Hubble, once only a dream of Spitzer and Grace, has revolutionized our understanding of the universe multiple times over and become one of the most productive scientific instruments of all time. However, it hasn’t been all smooth sailing for the iconic telescope—it almost didn’t work out at all.
Hubble’s Pathfinding Predecessors
For most of human history, astronomy has been conducted from the ground. That was all set to change with the Space Race.
Throughout the 1960s, NASA launched a series of small telescopes to develop the technology required for space-based observatories and demonstrate the benefits such missions provided.
Most of those telescopes were no larger than high-end consumer telescopes today, but they paved the way for something bigger.
Hubble’s Not-So-Humble Beginnings
Hubble, from the beginning, was intended to bring together the technological developments of the first half of the 20th century. Prior telescopes had been small by comparison, and Hubble—then called the Large Space Telescope (LST)—was originally conceived to have a 3 meter (about 10 feet) primary mirror.
The cost, originally slated to be about 200 million dollars, or 1.8 billion in 2025, made Congress and administrators everywhere leery of the project. Space telescopes of this scale had never been used before, and there was skepticism about their practicality.
Originally conceived in 1968, Hubble would suffer setbacks, redesigns (the mirror was reduced from 3 meters to 2.4 meters) to reduce costs, and delays until it finally launched on April 24th, 1990 on the 35th Shuttle Mission. The final cost wound up being close to 1.5 billion dollars, unadjusted.

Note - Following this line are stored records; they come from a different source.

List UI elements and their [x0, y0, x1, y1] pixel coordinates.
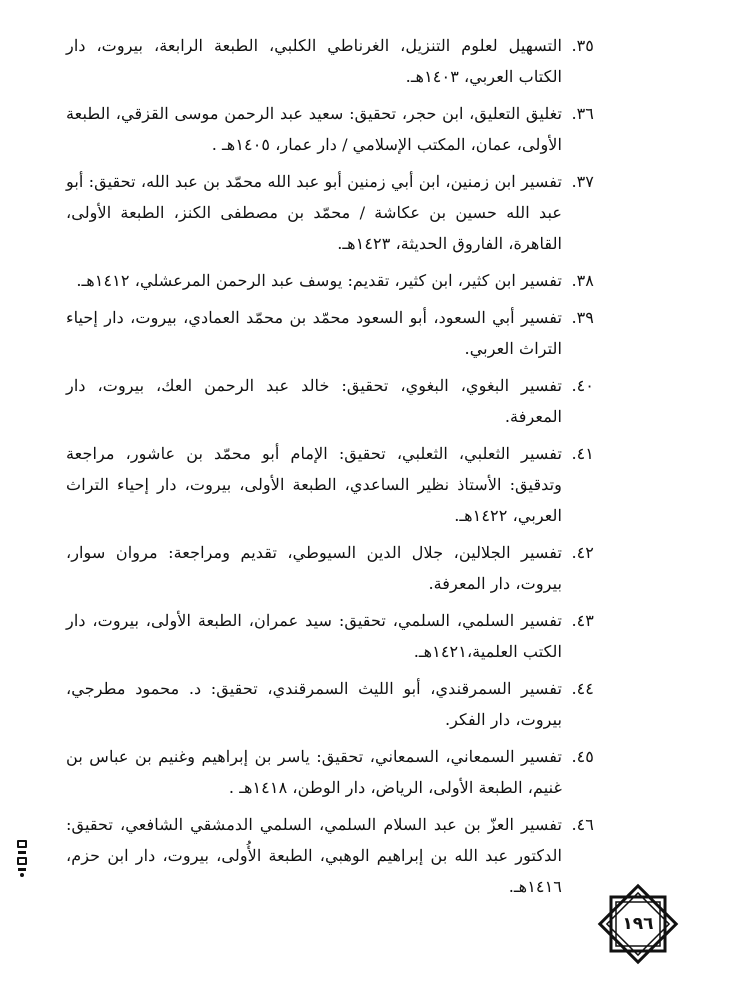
reference-item: [66, 605, 594, 667]
reference-item: [66, 98, 594, 160]
reference-number: ٣٩.: [571, 308, 594, 327]
reference-text: تفسير السلمي، السلمي، تحقيق: سيد عمران، الطبعة الأولى، بيروت، دار الكتب العلمية،١٤٢١هـ.: [66, 611, 562, 661]
reference-text: تفسير العزّ بن عبد السلام السلمي، السلمي الدمشقي الشافعي، تحقيق: الدكتور عبد الله بن إبراهيم الوهبي، الطبعة الأُولى، بيروت، دار ابن حزم، ١٤١٦هـ.: [66, 815, 562, 896]
page-number-badge: [594, 880, 682, 968]
reference-number: ٣٧.: [571, 172, 594, 191]
reference-text: تفسير ابن كثير، ابن كثير، تقديم: يوسف عبد الرحمن المرعشلي، ١٤١٢هـ.: [76, 271, 562, 290]
reference-text: تفسير السمعاني، السمعاني، تحقيق: ياسر بن إبراهيم وغنيم بن عباس بن غنيم، الطبعة الأولى، الرياض، دار الوطن، ١٤١٨هـ .: [66, 747, 562, 797]
reference-item: [66, 166, 594, 259]
reference-number: ٤٦.: [571, 815, 594, 834]
reference-text: تفسير أبي السعود، أبو السعود محمّد بن محمّد العمادي، بيروت، دار إحياء التراث العربي.: [66, 308, 562, 358]
reference-item: [66, 741, 594, 803]
reference-item: [66, 809, 594, 902]
reference-number: ٤١.: [571, 444, 594, 463]
reference-item: [66, 537, 594, 599]
side-ornament-icon: [14, 838, 30, 878]
reference-item: [66, 673, 594, 735]
reference-number: ٤٤.: [571, 679, 594, 698]
reference-text: تفسير البغوي، البغوي، تحقيق: خالد عبد الرحمن العك، بيروت، دار المعرفة.: [66, 376, 562, 426]
reference-text: التسهيل لعلوم التنزيل، الغرناطي الكلبي، الطبعة الرابعة، بيروت، دار الكتاب العربي، ١٤٠٣هـ.: [66, 36, 562, 86]
reference-text: تفسير ابن زمنين، ابن أبي زمنين أبو عبد الله محمّد بن عبد الله، تحقيق: أبو عبد الله حسين بن عكاشة / محمّد بن مصطفى الكنز، الطبعة الأولى، القاهرة، الفاروق الحديثة، ١٤٢٣هـ.: [66, 172, 562, 253]
reference-text: تفسير الجلالين، جلال الدين السيوطي، تقديم ومراجعة: مروان سوار، بيروت، دار المعرفة.: [66, 543, 562, 593]
reference-text: تفسير السمرقندي، أبو الليث السمرقندي، تحقيق: د. محمود مطرجي، بيروت، دار الفكر.: [66, 679, 562, 729]
reference-number: ٤٥.: [571, 747, 594, 766]
reference-text: تغليق التعليق، ابن حجر، تحقيق: سعيد عبد الرحمن موسى القزقي، الطبعة الأولى، عمان، المكتب الإسلامي / دار عمار، ١٤٠٥هـ .: [66, 104, 562, 154]
reference-item: [66, 438, 594, 531]
reference-text: تفسير الثعلبي، الثعلبي، تحقيق: الإمام أبو محمّد بن عاشور، مراجعة وتدقيق: الأستاذ نظير الساعدي، الطبعة الأولى، بيروت، دار إحياء التراث العربي، ١٤٢٢هـ.: [66, 444, 562, 525]
reference-number: ٤٣.: [571, 611, 594, 630]
reference-number: ٤٠.: [571, 376, 594, 395]
reference-item: [66, 30, 594, 92]
page-number: ١٩٦: [622, 914, 654, 934]
reference-number: ٣٥.: [571, 36, 594, 55]
references-list: [66, 30, 594, 908]
reference-item: [66, 370, 594, 432]
reference-item: [66, 302, 594, 364]
reference-item: [66, 265, 594, 296]
reference-number: ٣٨.: [571, 271, 594, 290]
reference-number: ٣٦.: [571, 104, 594, 123]
reference-number: ٤٢.: [571, 543, 594, 562]
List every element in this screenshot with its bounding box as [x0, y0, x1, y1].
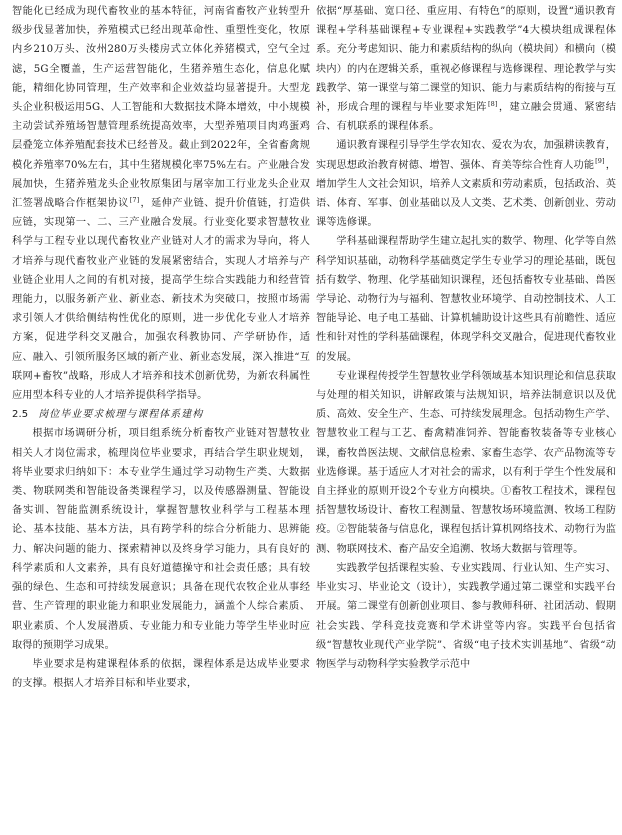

After spending a day in orbit for final systems checks, Hubble was deployed from the Space Shuttle Discovery in an orbit 380 miles from the Earth’s surface on April 25th.
What Has Hubble Accomplished?
Despite those initial setbacks, Hubble has been plugging along reliably for more than 30 years now.
Whatever trouble it faced during development and shortly after launch has certainly been worth it, since its findings have been nothing short of revolutionary.
An Expanding Universe
Scientists confirmed that the universe was expanding in 1929 by Edwin Hubble, a finding that had been theoretically predicted many years before.
At the time the Hubble Telescope was launched, the rate of expansion (called the Hubble constant) was still hotly contested.
The Hubble Space Telescope key mission was to determine just how fast the universe is expanding. The results of the key mission were published in 2001 and the value they found, 72 kilometers per second per megaparsec, is very close to the modern value.
Hubble is still contributing to the field today. One of the big mysteries of modern cosmology is Hubble tension, where different ways of measuring the expansion of the universe have measured different expansion rates. However the mystery is resolved, data from Hubble will undoubtedly contribute.
The 5 Biggest Cosmic Mysteries That Scientists Are Still Trying to Solve
We may never have satisfying answers.
Supermassive Black Holes Exist at the Centers of Galaxies
As with many things in physics and astronomy, scientists had long suspected that supermassive black holes exist, and that they commonly reside in the centers of galaxies, but there wasn’t direct observational proof.
Hubble changed all that in 1994, when it captured an image of superheated gas swirling around the supermassive black at the heart of the galaxy M87 at more than a million miles per hour.
The supermassive black hole at the center of M87 would later be directly imaged using the Event Horizon Telescope in 2019.
The First Measurement of an Exoplanet’s Atmosphere
When a planet passes between its star and Earth, there is a small dip in the brightness of the star. This “transit” approach can be used to identify exoplanets, but in the right circumstances, it can also be used to study the atmosphere of the planet.
As light from the parent star passes by the planet, some of it actually passes through the atmosphere of the planet too. Different elements absorb different frequencies of light, and when that light reaches observers on Earth, some of it is missing. These shows up as black bands on a spectrograph. By studying those absorption bands, you can determine what elements and chemicals are in the atmosphere.
That is exactly what Hubble did when it measured the absorption bands from HD 209458b, a Jupiter-like planet about 150 light years away, and measured sodium in the atmosphere.
The Milky Way and Andromeda Will Collide
Physicists and astronomers have wondered about the fate of Andromeda and the Milky Way since its discovery more than 100 years ago.
In 2012, data from Hubble provided the key insights that allowed scientists to determine conclusively that the Milky Way and Andromeda will collide in about 4 billion years, ultimately combining into a single, massive galaxy in about 7 billion years.
There are even simulations that model what will happen to our galaxy once the two collide. Not to worry—our solar system won’t be affected, and all life on Earth will be extinct by then anyway.
And those are only a few of the dozens of major discoveries Hubble has led to. According to NASA, Hubble has directly resulted in more than 21,000 scientific publications, with those papers collecting more than 1.5 million total references.
Hubble’s days aren’t over, either. The telescope is expected to function into the mid-2030s if we’re lucky.